Fulke heard the hammering of blood in his ears and felt tension build within him until every nerve and sinew was whining with the effort it took not to break loose and lash out. He could sense the men watching him, waiting to see how he dealt with a woman who spoke so boldly.

“Jean.” He almost strangled on the word.

The knight nudged his horse forward. “My lady, shall we go?” he said to Maude with polite neutrality.

With a narrow glare at Fulke, she stalked to her mare. Refusing the aid of a boost into the saddle from Philip, she swung astride with the ease of a squire and gathered up the reins. Then without looking round, she turned the palfrey and rode out.

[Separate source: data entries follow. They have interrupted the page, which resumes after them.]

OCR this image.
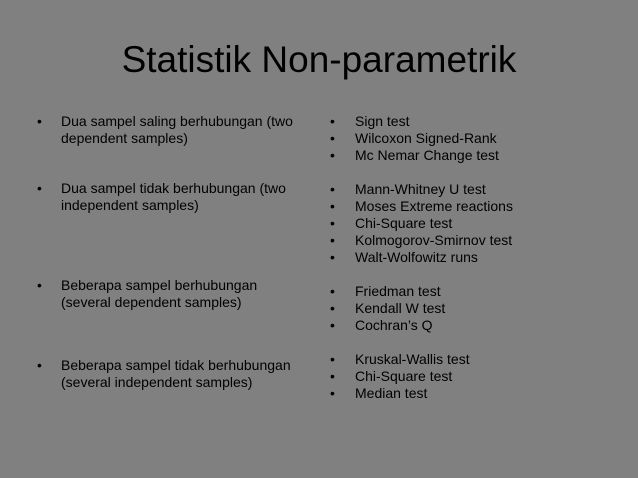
Statistik Non-parametrik
• Dua sampel saling berhubungan (two dependent samples)
• Dua sampel tidak berhubungan (two independent samples)
• Beberapa sampel berhubungan (several dependent samples)
• Beberapa sampel tidak berhubungan (several independent samples)
• Sign test
• Wilcoxon Signed-Rank
• Mc Nemar Change test
• Mann-Whitney U test
• Moses Extreme reactions
• Chi-Square test
• Kolmogorov-Smirnov test
• Walt-Wolfowitz runs
• Friedman test
• Kendall W test
• Cochran’s Q
• Kruskal-Wallis test
• Chi-Square test
• Median test
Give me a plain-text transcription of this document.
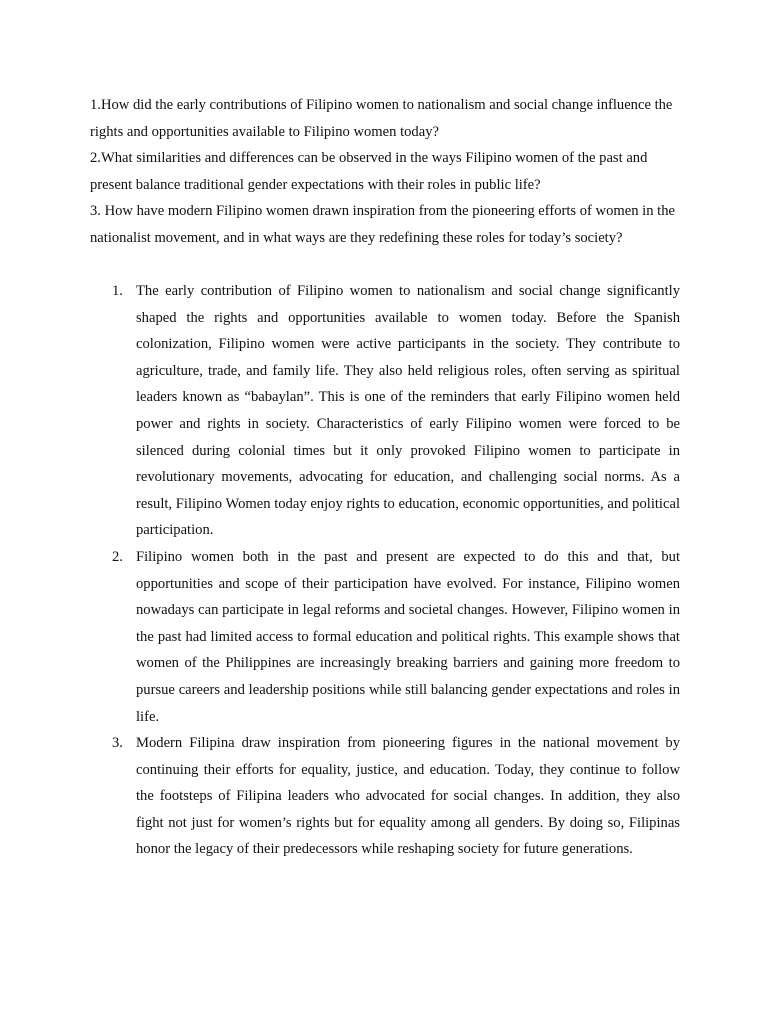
1.How did the early contributions of Filipino women to nationalism and social change influence the rights and opportunities available to Filipino women today?

2.What similarities and differences can be observed in the ways Filipino women of the past and present balance traditional gender expectations with their roles in public life?

3. How have modern Filipino women drawn inspiration from the pioneering efforts of women in the nationalist movement, and in what ways are they redefining these roles for today’s society?

1. The early contribution of Filipino women to nationalism and social change significantly shaped the rights and opportunities available to women today. Before the Spanish colonization, Filipino women were active participants in the society. They contribute to agriculture, trade, and family life. They also held religious roles, often serving as spiritual leaders known as “babaylan”. This is one of the reminders that early Filipino women held power and rights in society. Characteristics of early Filipino women were forced to be silenced during colonial times but it only provoked Filipino women to participate in revolutionary movements, advocating for education, and challenging social norms. As a result, Filipino Women today enjoy rights to education, economic opportunities, and political participation.
2. Filipino women both in the past and present are expected to do this and that, but opportunities and scope of their participation have evolved. For instance, Filipino women nowadays can participate in legal reforms and societal changes. However, Filipino women in the past had limited access to formal education and political rights. This example shows that women of the Philippines are increasingly breaking barriers and gaining more freedom to pursue careers and leadership positions while still balancing gender expectations and roles in life.
3. Modern Filipina draw inspiration from pioneering figures in the national movement by continuing their efforts for equality, justice, and education. Today, they continue to follow the footsteps of Filipina leaders who advocated for social changes. In addition, they also fight not just for women’s rights but for equality among all genders. By doing so, Filipinas honor the legacy of their predecessors while reshaping society for future generations.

For an instant, Fulke stared after her, then, exhaling harshly, strode to his own mount. “Come,” he said brusquely. “We are wasting time that we do not have.”

***

John had sat on the bench throughout the morning, presiding over the court sessions of the forest hundred with unwaning concentration. Richard’s love affair had been with the sword and the machinery of war—occupations that had drained the Angevin treasury to a husk. John’s fascination was with the judicial process. How it could make and break, how it could be applied to create revenue and bring order, and how, in his own case, it could be manipulated and side-stepped to further his will.